Это был ночной поезд. Более пятнадцати часов в пути.
Влади с тем же восхищением обнаружила бархатную обивку и ковры в вагонах, лампы с абажурами. И молодого контролера. У этого не было польских корней, но он все же оказался весьма недурен собой, этот юноша. Полю пришлось быть переводчиком. Будто он говорил по-польски!
– Влади, я пред…ставляю тебе Фран…суа. Про… простите, как вас?..
– Кесслер.
Влади хихикнула.
– Ich bin Polnisch[44], – произнесла она.
– Ich bin Elsässer![45] – вскричал Франсуа.
– Na dann, ich denke wir können uns etwas näher austauschen…[46]
До обеда Мадлен не появилась. В вагоне-ресторане она нашла столик Поля, устроилась за соседним, и они незаметно обменялись тайными жестами, это было очень забавно.
Поль посмотрел ей прямо в глаза и улыбнулся, заказывая у официанта:
– По…жалуйста, один п…портвейн.
И прочитал на губах своей позабавленной матери: дрянной мальчишка!
Это его сразу же смутило и перебило аппетит.
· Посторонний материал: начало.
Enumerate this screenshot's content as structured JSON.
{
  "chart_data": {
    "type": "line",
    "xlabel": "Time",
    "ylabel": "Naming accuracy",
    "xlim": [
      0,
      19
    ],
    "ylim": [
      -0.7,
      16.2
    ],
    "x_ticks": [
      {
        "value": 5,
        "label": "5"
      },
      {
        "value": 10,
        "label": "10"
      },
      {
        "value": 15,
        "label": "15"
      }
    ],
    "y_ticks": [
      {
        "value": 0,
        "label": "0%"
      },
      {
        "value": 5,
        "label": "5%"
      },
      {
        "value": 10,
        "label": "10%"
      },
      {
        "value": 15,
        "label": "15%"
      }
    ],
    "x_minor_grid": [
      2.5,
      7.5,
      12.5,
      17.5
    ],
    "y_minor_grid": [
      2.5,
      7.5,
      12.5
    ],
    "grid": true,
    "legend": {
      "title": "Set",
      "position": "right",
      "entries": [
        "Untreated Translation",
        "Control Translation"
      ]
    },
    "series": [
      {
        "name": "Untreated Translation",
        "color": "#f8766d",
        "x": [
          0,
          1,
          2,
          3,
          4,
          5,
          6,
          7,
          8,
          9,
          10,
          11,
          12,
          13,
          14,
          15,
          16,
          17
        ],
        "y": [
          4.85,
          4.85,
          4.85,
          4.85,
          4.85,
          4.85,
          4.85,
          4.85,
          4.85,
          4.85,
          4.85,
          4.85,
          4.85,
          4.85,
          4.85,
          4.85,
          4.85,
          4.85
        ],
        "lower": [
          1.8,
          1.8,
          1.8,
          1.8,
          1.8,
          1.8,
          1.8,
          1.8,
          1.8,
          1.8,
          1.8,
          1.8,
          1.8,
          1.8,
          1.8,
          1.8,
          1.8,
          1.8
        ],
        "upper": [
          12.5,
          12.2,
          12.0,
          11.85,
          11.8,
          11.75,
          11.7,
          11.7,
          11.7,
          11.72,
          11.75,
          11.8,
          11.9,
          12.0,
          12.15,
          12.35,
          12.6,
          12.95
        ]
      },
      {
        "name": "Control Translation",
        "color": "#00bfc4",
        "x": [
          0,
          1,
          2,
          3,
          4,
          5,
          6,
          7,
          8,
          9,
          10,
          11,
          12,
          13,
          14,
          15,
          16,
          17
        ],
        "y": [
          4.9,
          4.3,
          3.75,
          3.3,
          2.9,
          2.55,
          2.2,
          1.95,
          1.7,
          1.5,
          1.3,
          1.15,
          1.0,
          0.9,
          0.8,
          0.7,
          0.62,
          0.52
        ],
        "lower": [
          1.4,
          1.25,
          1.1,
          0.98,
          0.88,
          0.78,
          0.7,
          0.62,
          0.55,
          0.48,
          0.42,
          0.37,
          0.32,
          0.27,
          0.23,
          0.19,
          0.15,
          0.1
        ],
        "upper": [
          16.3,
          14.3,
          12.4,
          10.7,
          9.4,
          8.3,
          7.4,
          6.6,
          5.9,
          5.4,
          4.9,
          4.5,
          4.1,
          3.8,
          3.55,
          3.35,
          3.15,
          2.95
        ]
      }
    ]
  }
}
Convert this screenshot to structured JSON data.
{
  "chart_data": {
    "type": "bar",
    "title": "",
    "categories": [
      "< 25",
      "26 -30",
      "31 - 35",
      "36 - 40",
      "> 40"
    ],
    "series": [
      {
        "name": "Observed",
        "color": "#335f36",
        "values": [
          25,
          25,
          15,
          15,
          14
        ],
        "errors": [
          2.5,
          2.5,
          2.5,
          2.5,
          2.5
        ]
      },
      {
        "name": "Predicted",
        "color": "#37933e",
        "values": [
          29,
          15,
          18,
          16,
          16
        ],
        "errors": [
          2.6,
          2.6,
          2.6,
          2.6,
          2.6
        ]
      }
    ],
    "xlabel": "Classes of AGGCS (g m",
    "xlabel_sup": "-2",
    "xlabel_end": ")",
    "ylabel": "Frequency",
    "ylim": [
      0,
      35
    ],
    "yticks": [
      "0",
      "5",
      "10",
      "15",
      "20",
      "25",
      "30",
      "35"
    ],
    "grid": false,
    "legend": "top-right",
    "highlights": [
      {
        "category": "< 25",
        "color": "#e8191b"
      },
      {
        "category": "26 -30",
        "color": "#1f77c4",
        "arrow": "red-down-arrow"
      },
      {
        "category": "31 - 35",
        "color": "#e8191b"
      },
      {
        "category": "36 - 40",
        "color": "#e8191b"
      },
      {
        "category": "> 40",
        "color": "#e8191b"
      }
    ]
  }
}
Так что Влади пришлось заглотить двойную порцию супа, пулярки с мелким луком, сыра и норвежского омлета с творогом и копченой семгой, ей все было нипочем. Молодой контролер все ходил и ходил мимо. Голова Поля раскачивалась, когда Влади несла его на руках в купе, но не следовало спать до прибытия на границу. Чтобы он не уснул, она начала болтать, Поль рассеянно слушал ее, ему не терпелось заснуть.
Наконец доехали до Форбаха.
Кресло спустили на перрон, где царила страшная суматоха: путешественники, полиция, служащие железной дороги. Таможенник нечасто видел таких детей, как этот мальчик, казавшийся очень высоким при очень коротких ногах, это, наверное, следствие болезни или инвалидного кресла.
Поль Перикур и Владислава Амброзевич. Он проштамповал их паспорта. Они вернулись в поезд, таможенники проверяли багаж, просили открыть чемоданы. Поля не попросили привстать, чтобы посмотреть, на чем он сидит, а то обнаружили бы две увесистые папки в картонных обложках.
Мадлен тоже прошла таможню. Госпожа Леонс Жубер.